Pour l'histoire, j'ai bien aimé connaître un peu l'Égypte, surtout
l'impact qu'a eu la deuxième guerre mondiale sur ce pays, la destruction de
l'harmonie, c'était intéressant mais le livre est surtout axé
sur les amours de Sultana, on passe donc un moment relaxe sans toutefois tomber
complètement dans l'eau de rose.
Note : 3/5
(foret)
**********
Nous sommes à Tunis, en 1932. Sultana est une jeune fille sans le sou
à qui Raoul Smadja, un riche Égyptien, demande un enfant, ni plus ni
moins. Sultana accepte, part vivre au Caire, a des enfants avec lesquels elle doit
prendre ses distances en vertu d'un accord passé avec son mari.

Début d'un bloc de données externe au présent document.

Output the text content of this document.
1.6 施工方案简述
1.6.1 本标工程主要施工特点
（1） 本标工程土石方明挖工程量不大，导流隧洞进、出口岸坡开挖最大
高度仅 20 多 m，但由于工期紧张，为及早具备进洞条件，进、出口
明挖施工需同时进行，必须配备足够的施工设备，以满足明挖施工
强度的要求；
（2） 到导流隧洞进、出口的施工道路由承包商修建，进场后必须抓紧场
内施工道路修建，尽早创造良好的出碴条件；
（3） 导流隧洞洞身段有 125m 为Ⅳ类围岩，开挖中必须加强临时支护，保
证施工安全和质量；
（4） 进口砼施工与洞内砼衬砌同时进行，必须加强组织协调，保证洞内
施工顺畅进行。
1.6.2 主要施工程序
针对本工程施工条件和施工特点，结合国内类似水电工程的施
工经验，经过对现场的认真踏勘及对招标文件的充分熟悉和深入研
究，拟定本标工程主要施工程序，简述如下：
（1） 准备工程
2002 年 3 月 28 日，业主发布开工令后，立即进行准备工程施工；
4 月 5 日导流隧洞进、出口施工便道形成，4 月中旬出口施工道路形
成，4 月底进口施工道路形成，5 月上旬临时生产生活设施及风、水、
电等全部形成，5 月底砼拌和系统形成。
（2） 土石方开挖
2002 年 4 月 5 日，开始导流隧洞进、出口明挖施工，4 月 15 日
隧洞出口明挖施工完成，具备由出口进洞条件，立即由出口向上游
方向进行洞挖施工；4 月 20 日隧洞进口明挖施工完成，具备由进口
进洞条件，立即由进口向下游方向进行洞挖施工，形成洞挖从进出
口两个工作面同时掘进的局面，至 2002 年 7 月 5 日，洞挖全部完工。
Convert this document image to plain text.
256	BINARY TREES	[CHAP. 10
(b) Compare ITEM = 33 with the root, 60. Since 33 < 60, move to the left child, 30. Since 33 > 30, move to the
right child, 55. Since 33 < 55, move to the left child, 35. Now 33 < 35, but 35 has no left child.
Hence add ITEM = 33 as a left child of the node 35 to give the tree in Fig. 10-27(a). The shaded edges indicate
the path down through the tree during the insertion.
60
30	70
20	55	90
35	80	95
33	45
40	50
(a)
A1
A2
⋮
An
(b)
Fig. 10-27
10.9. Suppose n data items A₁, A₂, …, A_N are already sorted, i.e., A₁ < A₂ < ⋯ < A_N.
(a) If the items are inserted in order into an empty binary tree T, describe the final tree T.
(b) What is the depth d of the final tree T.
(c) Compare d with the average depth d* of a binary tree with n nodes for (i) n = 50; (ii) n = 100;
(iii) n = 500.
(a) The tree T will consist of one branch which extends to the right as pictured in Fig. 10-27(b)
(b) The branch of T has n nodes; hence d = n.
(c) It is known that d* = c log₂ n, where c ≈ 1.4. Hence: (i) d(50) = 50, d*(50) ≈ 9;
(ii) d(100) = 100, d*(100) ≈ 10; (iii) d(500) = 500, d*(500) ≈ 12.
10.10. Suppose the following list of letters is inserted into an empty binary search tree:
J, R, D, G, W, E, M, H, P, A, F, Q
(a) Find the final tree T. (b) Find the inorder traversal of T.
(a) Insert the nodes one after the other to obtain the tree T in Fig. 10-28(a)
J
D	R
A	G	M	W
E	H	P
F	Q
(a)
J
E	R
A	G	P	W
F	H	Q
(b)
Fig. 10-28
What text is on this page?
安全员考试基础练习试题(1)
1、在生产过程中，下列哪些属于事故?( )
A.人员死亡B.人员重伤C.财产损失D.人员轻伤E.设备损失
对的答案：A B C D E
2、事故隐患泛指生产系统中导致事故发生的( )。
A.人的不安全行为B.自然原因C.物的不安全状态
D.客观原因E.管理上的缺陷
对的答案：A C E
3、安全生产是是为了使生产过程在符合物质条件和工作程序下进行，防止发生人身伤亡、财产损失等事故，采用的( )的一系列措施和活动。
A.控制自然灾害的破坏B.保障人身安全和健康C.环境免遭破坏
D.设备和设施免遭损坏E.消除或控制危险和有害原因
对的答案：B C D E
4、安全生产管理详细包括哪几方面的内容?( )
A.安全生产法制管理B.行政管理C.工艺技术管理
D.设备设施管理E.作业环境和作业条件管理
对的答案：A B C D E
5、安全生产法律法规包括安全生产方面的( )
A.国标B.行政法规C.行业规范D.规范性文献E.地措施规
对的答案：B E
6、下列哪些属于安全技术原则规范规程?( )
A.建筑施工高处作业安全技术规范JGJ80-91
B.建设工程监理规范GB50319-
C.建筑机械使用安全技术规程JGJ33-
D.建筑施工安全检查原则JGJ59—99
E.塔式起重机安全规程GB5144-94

Cela fait
mal, évidemment, d'autant plus que son insertion sociale et familiale s'est
plutôt bien passée. L'arrivée de la seconde guerre mondiale
vient bouleverser tout cela.
Pas accroché à ce roman. Les longues fresques romanesques ne sont pas
faites pour moi. Des longueurs, une écriture fluide sans véritable
originalité, des histoires alternant guimauve et pathos, un fil conducteur
prévisible... bref, je n'ai pas été emballée.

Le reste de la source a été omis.